Matt’s post helped crystallise my views on this but for me the difference between senior and other developers is like the difference between how and why. Decent developers of any career level are able to find out how technically to do things whereas seniors developers are more focused on the why… or perhaps why not… to use a certain technology or methodology. Remember just because something can be used or done, doesn’t mean it should, everything involves a trade off and there is no universal ‘right way’ just an estimated ‘most appropriate’ way given the current project particulars.
In agreement with Matt, I found senior developers to be much more pragmatic than their less senior counterparts who tend to want to produce more pure and ‘beautiful’ code. Senior developers are always looking for the most simplest not the most complex or most pure way of implementing solutions. Senior developers know the concept of ‘good enough’. They are able to reign themselves in when others might be trying to make their code look like art. They know that even though the big books might recommend the repository pattern (for example) in case an ORM needs to be ‘switched out’ in the future, implementing such an abstraction could result in an over engineered system. All other things being equal, the senior developer will choose the simplest solution that meets the requirements regardless of dogma.
Always considering the why rather than just the how and being pragmatic rather than purist are the main differences for me between seniors and others, but check out Matt’s excellent post for more.
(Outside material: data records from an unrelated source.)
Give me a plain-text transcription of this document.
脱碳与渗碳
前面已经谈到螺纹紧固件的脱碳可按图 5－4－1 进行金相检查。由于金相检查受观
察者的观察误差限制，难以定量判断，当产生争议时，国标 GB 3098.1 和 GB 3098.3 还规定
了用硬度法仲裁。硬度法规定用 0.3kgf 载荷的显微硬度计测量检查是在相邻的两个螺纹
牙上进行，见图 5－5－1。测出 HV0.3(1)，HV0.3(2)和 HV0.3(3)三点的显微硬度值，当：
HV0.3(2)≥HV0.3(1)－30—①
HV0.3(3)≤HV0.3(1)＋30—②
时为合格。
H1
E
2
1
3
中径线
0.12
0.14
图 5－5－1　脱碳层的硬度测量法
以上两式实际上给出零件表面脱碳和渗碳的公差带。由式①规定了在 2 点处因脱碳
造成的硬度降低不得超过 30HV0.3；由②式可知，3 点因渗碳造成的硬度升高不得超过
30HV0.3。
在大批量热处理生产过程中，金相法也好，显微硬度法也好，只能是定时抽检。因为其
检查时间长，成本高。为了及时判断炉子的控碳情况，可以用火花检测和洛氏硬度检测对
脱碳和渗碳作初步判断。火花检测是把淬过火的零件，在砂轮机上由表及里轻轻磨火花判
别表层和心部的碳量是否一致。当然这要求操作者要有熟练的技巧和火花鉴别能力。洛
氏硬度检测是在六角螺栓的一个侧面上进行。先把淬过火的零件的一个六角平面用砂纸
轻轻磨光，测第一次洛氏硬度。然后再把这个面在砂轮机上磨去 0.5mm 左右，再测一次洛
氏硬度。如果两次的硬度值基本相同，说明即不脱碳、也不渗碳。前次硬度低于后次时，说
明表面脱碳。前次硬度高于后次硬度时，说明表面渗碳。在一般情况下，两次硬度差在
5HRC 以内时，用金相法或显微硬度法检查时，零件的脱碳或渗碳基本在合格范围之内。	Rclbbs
There is good discussion going on over there in the comments section including some readers asking about how they can become senior developers. Well before I finish I’d like to offer my views on that. Four or five years ago I was the intermediate developer Matt talks about in his post, I’d read a book about this or that that some Microsoft MVP had wrote and almost religiously think that was the way software should be written. The end result was that I needlessly made much software I wrote more complex than it needed to be. What has helped me progress is working for the last five years or so in consulting whereby I might be working on one project for 10 months, another for six months, then yet another for nine and so on. Given that all these projects are for different companies the sheer range of experiences, problems/solutions, domains, developers not to mention over engineered complex software you come into contact with and learn from is staggering. I don’t think you can become a senior developer without getting lots of varied experience under your belt. In that regard I’d recommend consultancy work if you can get it.